Song by the Cars

from the album Candy-O
- Released: June 13, 1979
- Recorded: 1979
- Studio: Cherokee (Hollywood, Los Angeles)
- Genre: New wave; hard rock;
- Length: 3:15
- Label: Elektra
- Songwriter: Ric Ocasek
- Producer: Roy Thomas Baker

Candy-O track listing
- 11 tracks Side one "Let's Go"; "Since I Held You"; "It's All I Can Do"; "Double Life"; "Shoo Be Doo"; "Candy-O"; Side two "Night Spots"; "You Can't Hold on Too Long"; "Lust for Kicks"; "Got a Lot on My Head"; "Dangerous Type";

= Night Spots =

"Night Spots" is a song by the Cars from their second studio album, Candy-O (1979). It was written by Ric Ocasek.

==Background==
"Night Spots" was a leftover from The Cars' first album, The Cars. The original version, recorded around the time of The Cars, according to the Just What I Needed: The Cars Anthology liner notes, "has a sinister, stripped-down feel that anticipates the more experimental direction of later Cars music." This version remained unreleased until it appeared on the Just What I Needed: The Cars Anthology compilation album.

==Reception==
"Night Spots" has generally received positive reception.
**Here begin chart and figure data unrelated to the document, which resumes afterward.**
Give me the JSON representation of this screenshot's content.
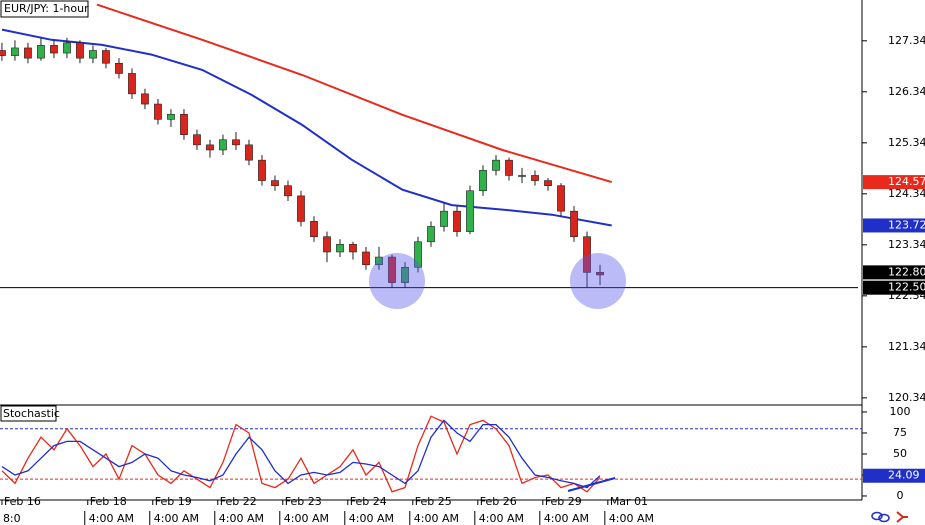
{
  "chart_data": [
    {
      "type": "candlestick",
      "title": "EUR/JPY: 1-hour",
      "open": [
        127.15,
        127.05,
        127.2,
        127.0,
        127.25,
        127.1,
        127.3,
        127.0,
        127.15,
        126.9,
        126.7,
        126.3,
        126.1,
        125.8,
        125.9,
        125.5,
        125.3,
        125.2,
        125.4,
        125.3,
        125.0,
        124.6,
        124.5,
        124.3,
        123.8,
        123.5,
        123.2,
        123.35,
        123.2,
        122.95,
        123.1,
        122.6,
        122.9,
        123.4,
        123.7,
        124.0,
        123.6,
        124.4,
        124.8,
        125.0,
        124.7,
        124.7,
        124.6,
        124.5,
        124.0,
        123.5,
        122.8
      ],
      "high": [
        127.3,
        127.35,
        127.3,
        127.4,
        127.35,
        127.4,
        127.35,
        127.25,
        127.2,
        127.0,
        126.8,
        126.4,
        126.2,
        126.0,
        126.0,
        125.6,
        125.4,
        125.5,
        125.55,
        125.4,
        125.1,
        124.7,
        124.6,
        124.4,
        123.9,
        123.6,
        123.45,
        123.4,
        123.3,
        123.3,
        123.15,
        123.0,
        123.5,
        123.8,
        124.15,
        124.1,
        124.5,
        124.9,
        125.1,
        125.05,
        124.85,
        124.8,
        124.65,
        124.55,
        124.1,
        123.6,
        122.95
      ],
      "low": [
        126.95,
        126.95,
        126.9,
        126.95,
        127.0,
        127.0,
        126.9,
        126.9,
        126.8,
        126.6,
        126.2,
        126.0,
        125.7,
        125.65,
        125.4,
        125.2,
        125.05,
        125.1,
        125.2,
        124.9,
        124.5,
        124.4,
        124.2,
        123.7,
        123.4,
        123.0,
        123.1,
        123.05,
        122.85,
        122.85,
        122.5,
        122.5,
        122.8,
        123.3,
        123.6,
        123.5,
        123.55,
        124.3,
        124.7,
        124.6,
        124.55,
        124.5,
        124.4,
        123.9,
        123.4,
        122.5,
        122.55
      ],
      "close": [
        127.05,
        127.2,
        127.0,
        127.25,
        127.1,
        127.3,
        127.0,
        127.15,
        126.9,
        126.7,
        126.3,
        126.1,
        125.8,
        125.9,
        125.5,
        125.3,
        125.2,
        125.4,
        125.3,
        125.0,
        124.6,
        124.5,
        124.3,
        123.8,
        123.5,
        123.2,
        123.35,
        123.2,
        122.95,
        123.1,
        122.6,
        122.9,
        123.4,
        123.7,
        124.0,
        123.6,
        124.4,
        124.8,
        125.0,
        124.7,
        124.7,
        124.6,
        124.5,
        124.0,
        123.5,
        122.8,
        122.75
      ],
      "up_color": "#2fb24a",
      "down_color": "#d9261c",
      "lines": [
        {
          "color": "#e8291c",
          "x": [
            7.3,
            15.4,
            23.1,
            30.8,
            38.5,
            46.9
          ],
          "values": [
            128.05,
            127.36,
            126.67,
            125.89,
            125.2,
            124.57
          ]
        },
        {
          "color": "#1f2fc8",
          "x": [
            0,
            3.8,
            7.7,
            11.5,
            15.4,
            19.2,
            23.1,
            26.9,
            30.8,
            34.6,
            38.5,
            42.3,
            46.9
          ],
          "values": [
            127.56,
            127.36,
            127.26,
            127.07,
            126.77,
            126.28,
            125.69,
            125.01,
            124.42,
            124.12,
            124.03,
            123.93,
            123.72
          ]
        }
      ],
      "xlim": [
        -0.15,
        66.15
      ],
      "ylim": [
        120.2,
        128.14
      ],
      "yticks": [
        127.34,
        126.34,
        125.34,
        124.34,
        123.34,
        122.34,
        121.34,
        120.34
      ],
      "xticks": [
        {
          "value": 0,
          "label": "Feb 16"
        },
        {
          "value": 6.6,
          "label": "Feb 18"
        },
        {
          "value": 11.6,
          "label": "Feb 19"
        },
        {
          "value": 16.6,
          "label": "Feb 22"
        },
        {
          "value": 21.6,
          "label": "Feb 23"
        },
        {
          "value": 26.6,
          "label": "Feb 24"
        },
        {
          "value": 31.6,
          "label": "Feb 25"
        },
        {
          "value": 36.6,
          "label": "Feb 26"
        },
        {
          "value": 41.6,
          "label": "Feb 29"
        },
        {
          "value": 46.6,
          "label": "Mar 01"
        }
      ],
      "xtick_times": [
        "8:0",
        "4:00 AM",
        "4:00 AM",
        "4:00 AM",
        "4:00 AM",
        "4:00 AM",
        "4:00 AM",
        "4:00 AM",
        "4:00 AM",
        "4:00 AM"
      ],
      "price_labels": [
        {
          "value": 124.57,
          "color": "#e8291c"
        },
        {
          "value": 123.72,
          "color": "#1f2fc8"
        },
        {
          "value": 122.8,
          "label": "122.80",
          "color": "#000000"
        },
        {
          "value": 122.5,
          "label": "122.50",
          "color": "#000000",
          "hline": true
        }
      ]
    },
    {
      "type": "line",
      "title": "Stochastic",
      "series": [
        {
          "color": "#e8291c",
          "values": [
            30,
            15,
            45,
            70,
            55,
            80,
            60,
            35,
            50,
            20,
            60,
            50,
            25,
            15,
            30,
            20,
            10,
            40,
            85,
            75,
            15,
            10,
            20,
            45,
            15,
            25,
            35,
            55,
            25,
            40,
            5,
            10,
            60,
            95,
            88,
            50,
            85,
            90,
            80,
            60,
            15,
            22,
            25,
            10,
            15,
            5,
            22
          ]
        },
        {
          "color": "#1f2fc8",
          "values": [
            35,
            25,
            30,
            45,
            60,
            65,
            65,
            55,
            45,
            35,
            40,
            50,
            45,
            30,
            25,
            22,
            18,
            25,
            50,
            70,
            55,
            30,
            15,
            25,
            28,
            25,
            28,
            40,
            38,
            35,
            25,
            15,
            30,
            70,
            90,
            75,
            65,
            85,
            85,
            70,
            45,
            25,
            22,
            18,
            15,
            10,
            24.09
          ]
        }
      ],
      "ylim": [
        -4.8,
        108.3
      ],
      "yticks": [
        100,
        75,
        50,
        25,
        0
      ],
      "levels": [
        {
          "value": 80,
          "color": "#1f2fc8"
        },
        {
          "value": 20,
          "color": "#e8291c"
        }
      ],
      "last_label": {
        "value": 24.09,
        "color": "#1f2fc8"
      }
    }
  ]
}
AllMusic critic said that the band "rocks out on ... 'Night Spots'", and in the Billboard review of Candy-O, "Night Spots" was noted as one of the "best cuts". Rolling Stone critic Tom Carson said, "In 'Nightspots,' Greg Hawkes' synthesizer jabs and jumps like the flashing lights on a rainy, late-night highway, and the tune's hopped-up rhythms and stuttering singing have a tense, jittery momentum that's exactly right."

==Covers==
- The Cautions covered "Night Spots" for the tribute album Substitution Mass Confusion: A Tribute to The Cars.
- Johny Dey covered the song for the tribute album Just What We Needed: A Tribute To The Cars.